16. The computer readable medium of claim 15, wherein:
a) the method further comprises extracting a set of unstructured data items from a record related to the event; and
b) classifying the event using the neural network classifier comprises providing the set of unstructured data items to the neural network classifier as input.
17. The computer readable medium of claim 16, wherein:
a) the method further comprises, based on the initial classification for the event, obtaining an intermediate classification for the event; and
b) classifying the event using the neural network classifier comprises providing the intermediate classification for the event to the neural network as input.
18. The computer readable medium of claim 17, wherein:
a) the record relating to the event comprises a factual summary created in connection with the intermediate classification for the event; and
b) the instructions are operable to, when executed, extract the set of unstructured data items from the record relating to the event using a neural network other than the neural network classifier.

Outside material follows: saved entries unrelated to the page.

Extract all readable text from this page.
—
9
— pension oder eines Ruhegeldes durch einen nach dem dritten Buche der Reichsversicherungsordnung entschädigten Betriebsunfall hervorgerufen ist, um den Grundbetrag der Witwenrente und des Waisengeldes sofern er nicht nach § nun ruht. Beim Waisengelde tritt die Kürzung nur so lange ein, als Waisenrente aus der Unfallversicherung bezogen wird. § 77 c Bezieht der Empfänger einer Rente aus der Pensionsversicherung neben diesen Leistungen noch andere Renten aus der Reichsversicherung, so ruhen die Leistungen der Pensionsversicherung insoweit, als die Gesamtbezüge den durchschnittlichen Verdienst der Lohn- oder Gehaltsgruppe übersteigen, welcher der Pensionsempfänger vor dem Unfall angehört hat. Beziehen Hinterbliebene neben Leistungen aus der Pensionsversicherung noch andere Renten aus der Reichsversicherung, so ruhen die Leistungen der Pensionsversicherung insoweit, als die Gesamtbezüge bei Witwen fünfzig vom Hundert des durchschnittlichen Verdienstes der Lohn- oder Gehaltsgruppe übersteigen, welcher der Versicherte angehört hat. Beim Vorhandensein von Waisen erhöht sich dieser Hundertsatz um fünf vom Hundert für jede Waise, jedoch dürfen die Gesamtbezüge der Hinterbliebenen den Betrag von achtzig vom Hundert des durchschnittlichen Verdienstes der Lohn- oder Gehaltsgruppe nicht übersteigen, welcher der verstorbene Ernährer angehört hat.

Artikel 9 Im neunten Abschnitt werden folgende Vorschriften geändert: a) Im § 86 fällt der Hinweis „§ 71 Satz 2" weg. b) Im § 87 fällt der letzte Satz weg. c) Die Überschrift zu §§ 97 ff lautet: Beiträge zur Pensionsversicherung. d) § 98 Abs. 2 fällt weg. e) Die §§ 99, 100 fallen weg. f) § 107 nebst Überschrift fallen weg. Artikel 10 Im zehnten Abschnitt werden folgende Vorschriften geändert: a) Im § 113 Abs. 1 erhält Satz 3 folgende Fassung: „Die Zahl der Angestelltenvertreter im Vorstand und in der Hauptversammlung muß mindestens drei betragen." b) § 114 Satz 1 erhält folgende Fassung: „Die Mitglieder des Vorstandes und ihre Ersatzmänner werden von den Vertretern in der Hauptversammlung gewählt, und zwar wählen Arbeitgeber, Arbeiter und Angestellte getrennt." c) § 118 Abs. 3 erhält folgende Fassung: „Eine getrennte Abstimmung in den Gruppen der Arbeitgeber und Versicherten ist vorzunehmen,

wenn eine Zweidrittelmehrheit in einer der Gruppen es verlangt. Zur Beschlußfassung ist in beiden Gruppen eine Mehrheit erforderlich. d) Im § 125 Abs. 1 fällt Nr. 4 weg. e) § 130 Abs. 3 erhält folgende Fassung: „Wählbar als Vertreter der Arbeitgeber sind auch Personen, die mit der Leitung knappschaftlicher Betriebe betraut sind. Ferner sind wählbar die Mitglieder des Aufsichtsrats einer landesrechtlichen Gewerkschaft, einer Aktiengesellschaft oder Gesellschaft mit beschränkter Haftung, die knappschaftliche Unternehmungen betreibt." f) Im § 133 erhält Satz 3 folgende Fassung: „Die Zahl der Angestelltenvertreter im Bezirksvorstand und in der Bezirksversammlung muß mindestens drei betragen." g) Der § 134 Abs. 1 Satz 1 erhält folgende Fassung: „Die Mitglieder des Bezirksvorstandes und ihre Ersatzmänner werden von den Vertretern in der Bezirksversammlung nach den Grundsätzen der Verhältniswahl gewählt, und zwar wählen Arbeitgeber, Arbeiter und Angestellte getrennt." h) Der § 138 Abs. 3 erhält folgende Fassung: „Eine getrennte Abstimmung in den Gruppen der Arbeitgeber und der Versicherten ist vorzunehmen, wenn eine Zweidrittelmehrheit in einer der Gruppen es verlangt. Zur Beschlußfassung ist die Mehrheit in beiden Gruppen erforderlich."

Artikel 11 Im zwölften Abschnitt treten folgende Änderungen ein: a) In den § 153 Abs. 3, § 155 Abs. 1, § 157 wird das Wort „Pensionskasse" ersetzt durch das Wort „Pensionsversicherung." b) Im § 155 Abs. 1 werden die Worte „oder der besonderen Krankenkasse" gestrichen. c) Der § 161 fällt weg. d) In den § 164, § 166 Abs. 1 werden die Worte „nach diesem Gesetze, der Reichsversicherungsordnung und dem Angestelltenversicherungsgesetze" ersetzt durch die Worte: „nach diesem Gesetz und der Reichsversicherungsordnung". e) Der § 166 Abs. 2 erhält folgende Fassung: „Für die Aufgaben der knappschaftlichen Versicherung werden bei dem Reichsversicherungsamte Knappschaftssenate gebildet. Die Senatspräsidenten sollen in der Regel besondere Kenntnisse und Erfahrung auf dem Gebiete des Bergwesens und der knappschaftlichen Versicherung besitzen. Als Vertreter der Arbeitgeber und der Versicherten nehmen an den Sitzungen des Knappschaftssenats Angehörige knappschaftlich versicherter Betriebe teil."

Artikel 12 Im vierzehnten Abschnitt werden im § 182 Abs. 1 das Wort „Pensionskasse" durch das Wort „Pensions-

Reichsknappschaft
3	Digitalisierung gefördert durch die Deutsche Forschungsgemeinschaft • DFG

19. The computer readable medium of claim 17, wherein:
a) the method further comprises extracting a second set of unstructured data items from a second record related to the event; and
b) classifying the event using the neural network classifier comprises providing the second set of unstructured data items to the neural network as input.
20. The computer readable medium of claim 19, wherein the instructions are operable to, when executed, make the second record related to the event available a basis for the intermediate classification for the event and for the record related to the event from which the set of unstructured data items are extracted.